I like the concept of Cruachan. Call me tacky, call me a bewildered soul, call me a guy who was gob smacked with joy when Skyclad started doing the folk thing way back when. Skyclad will always be the kings of the folk/metal fusion, and nothing will change my opinion there, but the Irish quartet is following close.

 

My knowledge of the band’s music is limited to ‘The Middle Kingdom’ (2000), ‘Pagan’ (2004) and now ‘The Morrigan’s Call’. The style, I have to say, hasn’t changed much. The themes are mythological, the sound is reminiscent of better produced (well, produced) black metal, the music is mostly a hectic hybrid of folk and thrash with quiet pools of acoustic peace and Karen Gilligan vocal that is at times hauntingly beautiful and in other instances verging on the annoying.

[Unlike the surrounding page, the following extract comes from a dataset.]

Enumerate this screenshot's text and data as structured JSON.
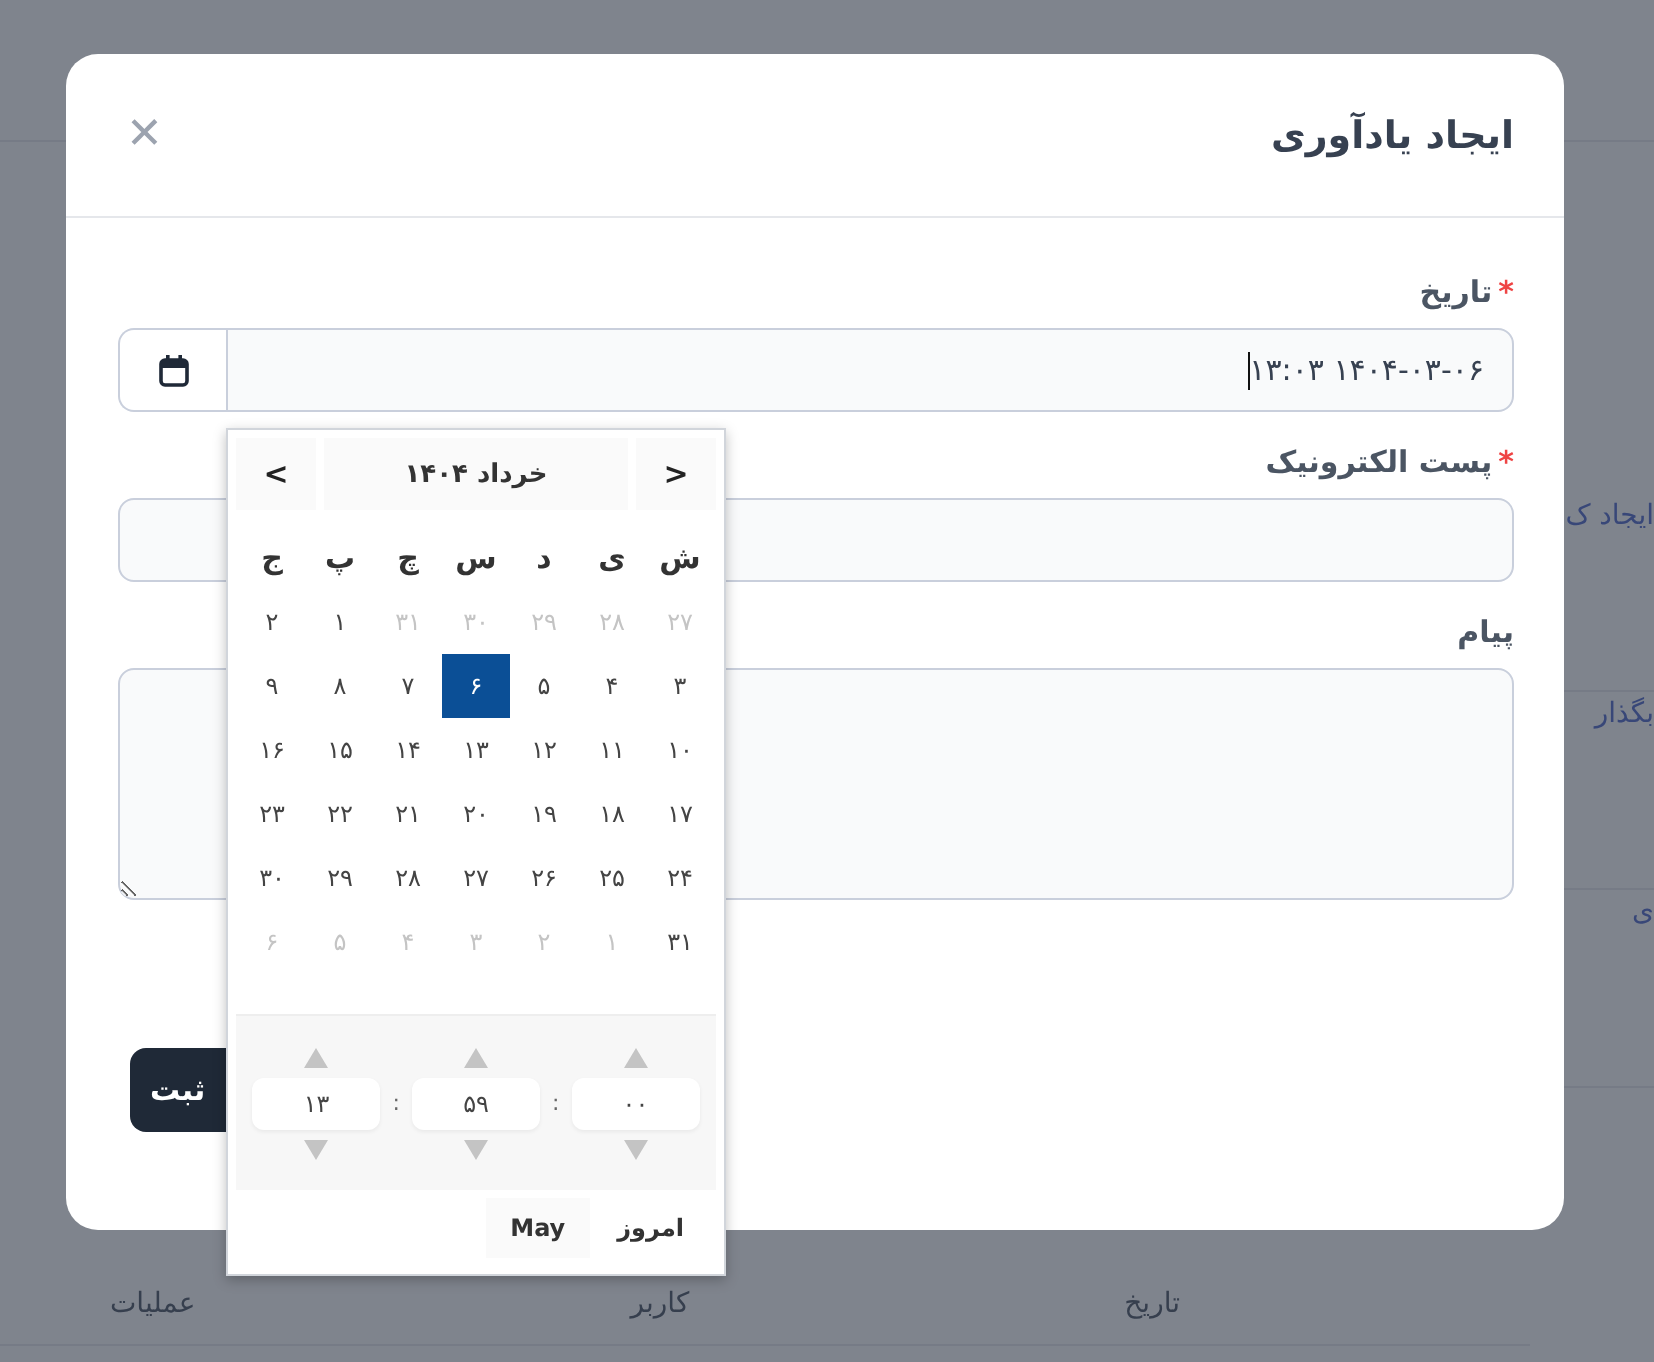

Supplemented by Keith Fay’s vocal, the two demand attention from the listener with their insisting vocal style, and I think it is exactly that and not so much the blend of fiffles, flutes and metal guitars that makes Cruachan unique and, indeed, an acquired taste.

Homogenous as the album is, it is difficult to single out tracks to better than the other, apart perhaps from the melancholy The Great Hunger, a track that captures that undying theme of Irish tristesse. Also noteworthy is of course the intense version of the Wild Rover, The Very Wild Rover.